I have a new Hard Bastid Exercise Plan up on the wall. I managed another two sessions of stupid exercise last week, plus I upped my step count, but there’s still a lot more that can be done. It is 23 days in and I’ve slipped up twice since I started on sugar removal. Once we get to the end of the month I will allow myself the occasional flapjack and the odd spoonful of honey here and there in tea but until I’m back to target weight? No indulgence, that’s the rule. I really need to earn my cake this time around. I’d love to say my weight’s shot down but no, it is a gradual and almost frustratingly slow process, but I only need to look at myself in profile to know that my waistline has reappeared with some force. Yes, it is working and no, I cannot get it done by tomorrow.
However, it might happen faster than I’d hoped, so there’s a bonus.
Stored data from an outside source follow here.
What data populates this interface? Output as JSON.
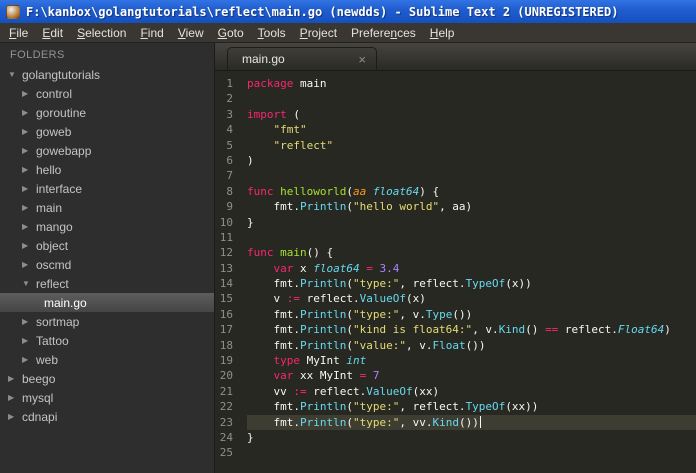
{
  "theme": {
    "bg-editor": "#272822",
    "line-hl": "#3E3D32",
    "kw": "#F92672",
    "fn": "#A6E22E",
    "ty": "#66D9EF",
    "st": "#E6DB74",
    "nu": "#AE81FF",
    "pa": "#FD971F",
    "pl": "#F8F8F2",
    "ln": "#8F908A"
  },
  "window": {
    "title": "F:\\kanbox\\golangtutorials\\reflect\\main.go (newdds) - Sublime Text 2 (UNREGISTERED)"
  },
  "menu": {
    "items": [
      {
        "label": "File",
        "mnemonic": 0
      },
      {
        "label": "Edit",
        "mnemonic": 0
      },
      {
        "label": "Selection",
        "mnemonic": 0
      },
      {
        "label": "Find",
        "mnemonic": 0
      },
      {
        "label": "View",
        "mnemonic": 0
      },
      {
        "label": "Goto",
        "mnemonic": 0
      },
      {
        "label": "Tools",
        "mnemonic": 0
      },
      {
        "label": "Project",
        "mnemonic": 0
      },
      {
        "label": "Preferences",
        "mnemonic": 7
      },
      {
        "label": "Help",
        "mnemonic": 0
      }
    ]
  },
  "sidebar": {
    "header": "FOLDERS",
    "tree": [
      {
        "label": "golangtutorials",
        "level": 0,
        "type": "folder",
        "expanded": true
      },
      {
        "label": "control",
        "level": 1,
        "type": "folder",
        "expanded": false
      },
      {
        "label": "goroutine",
        "level": 1,
        "type": "folder",
        "expanded": false
      },
      {
        "label": "goweb",
        "level": 1,
        "type": "folder",
        "expanded": false
      },
      {
        "label": "gowebapp",
        "level": 1,
        "type": "folder",
        "expanded": false
      },
      {
        "label": "hello",
        "level": 1,
        "type": "folder",
        "expanded": false
      },
      {
        "label": "interface",
        "level": 1,
        "type": "folder",
        "expanded": false
      },
      {
        "label": "main",
        "level": 1,
        "type": "folder",
        "expanded": false
      },
      {
        "label": "mango",
        "level": 1,
        "type": "folder",
        "expanded": false
      },
      {
        "label": "object",
        "level": 1,
        "type": "folder",
        "expanded": false
      },
      {
        "label": "oscmd",
        "level": 1,
        "type": "folder",
        "expanded": false
      },
      {
        "label": "reflect",
        "level": 1,
        "type": "folder",
        "expanded": true
      },
      {
        "label": "main.go",
        "level": 2,
        "type": "file",
        "selected": true
      },
      {
        "label": "sortmap",
        "level": 1,
        "type": "folder",
        "expanded": false
      },
      {
        "label": "Tattoo",
        "level": 1,
        "type": "folder",
        "expanded": false
      },
      {
        "label": "web",
        "level": 1,
        "type": "folder",
        "expanded": false
      },
      {
        "label": "beego",
        "level": 0,
        "type": "folder",
        "expanded": false
      },
      {
        "label": "mysql",
        "level": 0,
        "type": "folder",
        "expanded": false
      },
      {
        "label": "cdnapi",
        "level": 0,
        "type": "folder",
        "expanded": false
      }
    ]
  },
  "tabs": [
    {
      "label": "main.go",
      "close_glyph": "×",
      "active": true
    }
  ],
  "editor": {
    "lines": [
      {
        "num": 1,
        "tokens": [
          [
            "kw",
            "package"
          ],
          [
            "pl",
            " main"
          ]
        ]
      },
      {
        "num": 2,
        "tokens": []
      },
      {
        "num": 3,
        "tokens": [
          [
            "kw",
            "import"
          ],
          [
            "pl",
            " ("
          ]
        ]
      },
      {
        "num": 4,
        "tokens": [
          [
            "pl",
            "    "
          ],
          [
            "st",
            "\"fmt\""
          ]
        ]
      },
      {
        "num": 5,
        "tokens": [
          [
            "pl",
            "    "
          ],
          [
            "st",
            "\"reflect\""
          ]
        ]
      },
      {
        "num": 6,
        "tokens": [
          [
            "pl",
            ")"
          ]
        ]
      },
      {
        "num": 7,
        "tokens": []
      },
      {
        "num": 8,
        "tokens": [
          [
            "kw",
            "func"
          ],
          [
            "fn",
            " helloworld"
          ],
          [
            "pl",
            "("
          ],
          [
            "pa",
            "aa"
          ],
          [
            "pl",
            " "
          ],
          [
            "ty",
            "float64"
          ],
          [
            "pl",
            ") {"
          ]
        ]
      },
      {
        "num": 9,
        "tokens": [
          [
            "pl",
            "    fmt."
          ],
          [
            "su",
            "Println"
          ],
          [
            "pl",
            "("
          ],
          [
            "st",
            "\"hello world\""
          ],
          [
            "pl",
            ", aa)"
          ]
        ]
      },
      {
        "num": 10,
        "tokens": [
          [
            "pl",
            "}"
          ]
        ]
      },
      {
        "num": 11,
        "tokens": []
      },
      {
        "num": 12,
        "tokens": [
          [
            "kw",
            "func"
          ],
          [
            "fn",
            " main"
          ],
          [
            "pl",
            "() {"
          ]
        ]
      },
      {
        "num": 13,
        "tokens": [
          [
            "pl",
            "    "
          ],
          [
            "kw",
            "var"
          ],
          [
            "pl",
            " x "
          ],
          [
            "ty",
            "float64"
          ],
          [
            "pl",
            " "
          ],
          [
            "kw",
            "="
          ],
          [
            "pl",
            " "
          ],
          [
            "nu",
            "3.4"
          ]
        ]
      },
      {
        "num": 14,
        "tokens": [
          [
            "pl",
            "    fmt."
          ],
          [
            "su",
            "Println"
          ],
          [
            "pl",
            "("
          ],
          [
            "st",
            "\"type:\""
          ],
          [
            "pl",
            ", reflect."
          ],
          [
            "su",
            "TypeOf"
          ],
          [
            "pl",
            "(x))"
          ]
        ]
      },
      {
        "num": 15,
        "tokens": [
          [
            "pl",
            "    v "
          ],
          [
            "kw",
            ":="
          ],
          [
            "pl",
            " reflect."
          ],
          [
            "su",
            "ValueOf"
          ],
          [
            "pl",
            "(x)"
          ]
        ]
      },
      {
        "num": 16,
        "tokens": [
          [
            "pl",
            "    fmt."
          ],
          [
            "su",
            "Println"
          ],
          [
            "pl",
            "("
          ],
          [
            "st",
            "\"type:\""
          ],
          [
            "pl",
            ", v."
          ],
          [
            "su",
            "Type"
          ],
          [
            "pl",
            "())"
          ]
        ]
      },
      {
        "num": 17,
        "tokens": [
          [
            "pl",
            "    fmt."
          ],
          [
            "su",
            "Println"
          ],
          [
            "pl",
            "("
          ],
          [
            "st",
            "\"kind is float64:\""
          ],
          [
            "pl",
            ", v."
          ],
          [
            "su",
            "Kind"
          ],
          [
            "pl",
            "() "
          ],
          [
            "kw",
            "=="
          ],
          [
            "pl",
            " reflect."
          ],
          [
            "ty",
            "Float64"
          ],
          [
            "pl",
            ")"
          ]
        ]
      },
      {
        "num": 18,
        "tokens": [
          [
            "pl",
            "    fmt."
          ],
          [
            "su",
            "Println"
          ],
          [
            "pl",
            "("
          ],
          [
            "st",
            "\"value:\""
          ],
          [
            "pl",
            ", v."
          ],
          [
            "su",
            "Float"
          ],
          [
            "pl",
            "())"
          ]
        ]
      },
      {
        "num": 19,
        "tokens": [
          [
            "pl",
            "    "
          ],
          [
            "kw",
            "type"
          ],
          [
            "pl",
            " MyInt "
          ],
          [
            "ty",
            "int"
          ]
        ]
      },
      {
        "num": 20,
        "tokens": [
          [
            "pl",
            "    "
          ],
          [
            "kw",
            "var"
          ],
          [
            "pl",
            " xx MyInt "
          ],
          [
            "kw",
            "="
          ],
          [
            "pl",
            " "
          ],
          [
            "nu",
            "7"
          ]
        ]
      },
      {
        "num": 21,
        "tokens": [
          [
            "pl",
            "    vv "
          ],
          [
            "kw",
            ":="
          ],
          [
            "pl",
            " reflect."
          ],
          [
            "su",
            "ValueOf"
          ],
          [
            "pl",
            "(xx)"
          ]
        ]
      },
      {
        "num": 22,
        "tokens": [
          [
            "pl",
            "    fmt."
          ],
          [
            "su",
            "Println"
          ],
          [
            "pl",
            "("
          ],
          [
            "st",
            "\"type:\""
          ],
          [
            "pl",
            ", reflect."
          ],
          [
            "su",
            "TypeOf"
          ],
          [
            "pl",
            "(xx))"
          ]
        ]
      },
      {
        "num": 23,
        "tokens": [
          [
            "pl",
            "    fmt."
          ],
          [
            "su",
            "Println"
          ],
          [
            "pl",
            "("
          ],
          [
            "st",
            "\"type:\""
          ],
          [
            "pl",
            ", vv."
          ],
          [
            "su",
            "Kind"
          ],
          [
            "pl",
            "())"
          ]
        ],
        "current": true
      },
      {
        "num": 24,
        "tokens": [
          [
            "pl",
            "}"
          ]
        ]
      },
      {
        "num": 25,
        "tokens": []
      }
    ]
  }
}
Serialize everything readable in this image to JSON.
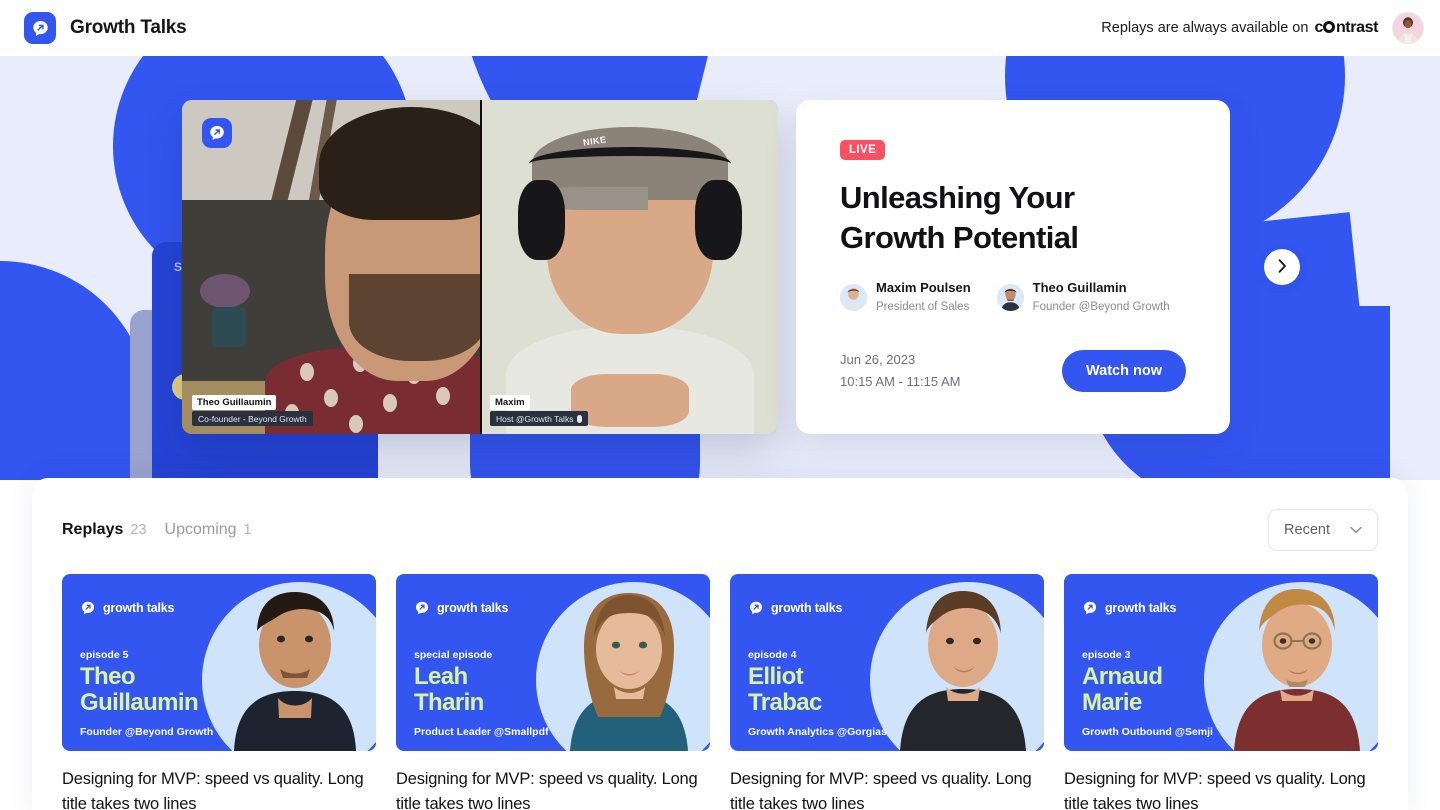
{
  "header": {
    "brand_name": "Growth Talks",
    "logo_icon": "growth-talks-logo-icon",
    "replay_note": "Replays are always available on",
    "contrast_brand_pre": "c",
    "contrast_brand_post": "ntrast",
    "avatar_icon": "user-avatar"
  },
  "hero": {
    "player": {
      "overlay_logo_icon": "growth-talks-logo-icon",
      "tiles": [
        {
          "name": "Theo Guillaumin",
          "role": "Co-founder - Beyond Growth"
        },
        {
          "name": "Maxim",
          "role": "Host @Growth Talks"
        }
      ]
    },
    "stack_label": "Stream",
    "info_card": {
      "badge": "LIVE",
      "title": "Unleashing Your Growth Potential",
      "speakers": [
        {
          "name": "Maxim Poulsen",
          "role": "President of Sales"
        },
        {
          "name": "Theo Guillamin",
          "role": "Founder @Beyond Growth"
        }
      ],
      "date": "Jun 26, 2023",
      "time": "10:15 AM - 11:15 AM",
      "cta_label": "Watch now"
    },
    "next_button_icon": "chevron-right-icon"
  },
  "panel": {
    "tabs": [
      {
        "label": "Replays",
        "count": "23",
        "active": true
      },
      {
        "label": "Upcoming",
        "count": "1",
        "active": false
      }
    ],
    "sort": {
      "selected": "Recent",
      "chevron_icon": "chevron-down-icon",
      "options": [
        "Recent"
      ]
    },
    "cards": [
      {
        "brand": "growth talks",
        "episode": "episode 5",
        "name": "Theo\nGuillaumin",
        "role": "Founder @Beyond Growth",
        "title": "Designing for MVP: speed vs quality. Long title takes two lines"
      },
      {
        "brand": "growth talks",
        "episode": "special episode",
        "name": "Leah\nTharin",
        "role": "Product Leader @Smallpdf",
        "title": "Designing for MVP: speed vs quality. Long title takes two lines"
      },
      {
        "brand": "growth talks",
        "episode": "episode 4",
        "name": "Elliot\nTrabac",
        "role": "Growth Analytics @Gorgias",
        "title": "Designing for MVP: speed vs quality. Long title takes two lines"
      },
      {
        "brand": "growth talks",
        "episode": "episode 3",
        "name": "Arnaud\nMarie",
        "role": "Growth Outbound @Semji",
        "title": "Designing for MVP: speed vs quality. Long title takes two lines"
      }
    ]
  },
  "colors": {
    "brand_blue": "#3355F0",
    "hero_bg": "#E9EDFB",
    "live_red": "#FB5062",
    "card_name_green": "#D9F59B",
    "card_circle_blue": "#CFE4FB"
  }
}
This is week 4 of the year, for those of you paying attention. I’m behind on a few things, and this week the plan is to write more novel. I’m not going back to the start again as I always seem to do, but with a break in tradition, and for sanity’s sake, I’m gonna start again where I stopped and see how far I get. There’s about another 40k’s worth of plot that needs to be down on paper before I attempt the process of editing again, and I want that set in stone sooner rather than later. If I get bored, there’s a draft letter to Peter Sellers that needs finishing (as it never got done last week because I applied for a job) and a piece of erotica around aubergines that I can poke at. It’s not like I’ve got nothing to do.
On that note: I won’t bore you with every application that fails. I expect there will be a lot of them. Right now I have one extra job which looked brilliant on paper, but in reality is pretty much a millstone already. That’s why I’ll be applying for summat better as a matter of priority so I can disengage myself from what I have and move forward. This is the aim, ultimately, to just keep shifting upwards until I’m in a position to be happy. I have no doubts this is going to be a balls-achingly long and painful process, but as I don’t have gonads to worry about? BRING ON THE PAIN. I’m ready, willing, and more than capable of busting the ass off anything in my path.
Now I have the impetus? Nothing is gonna stop me.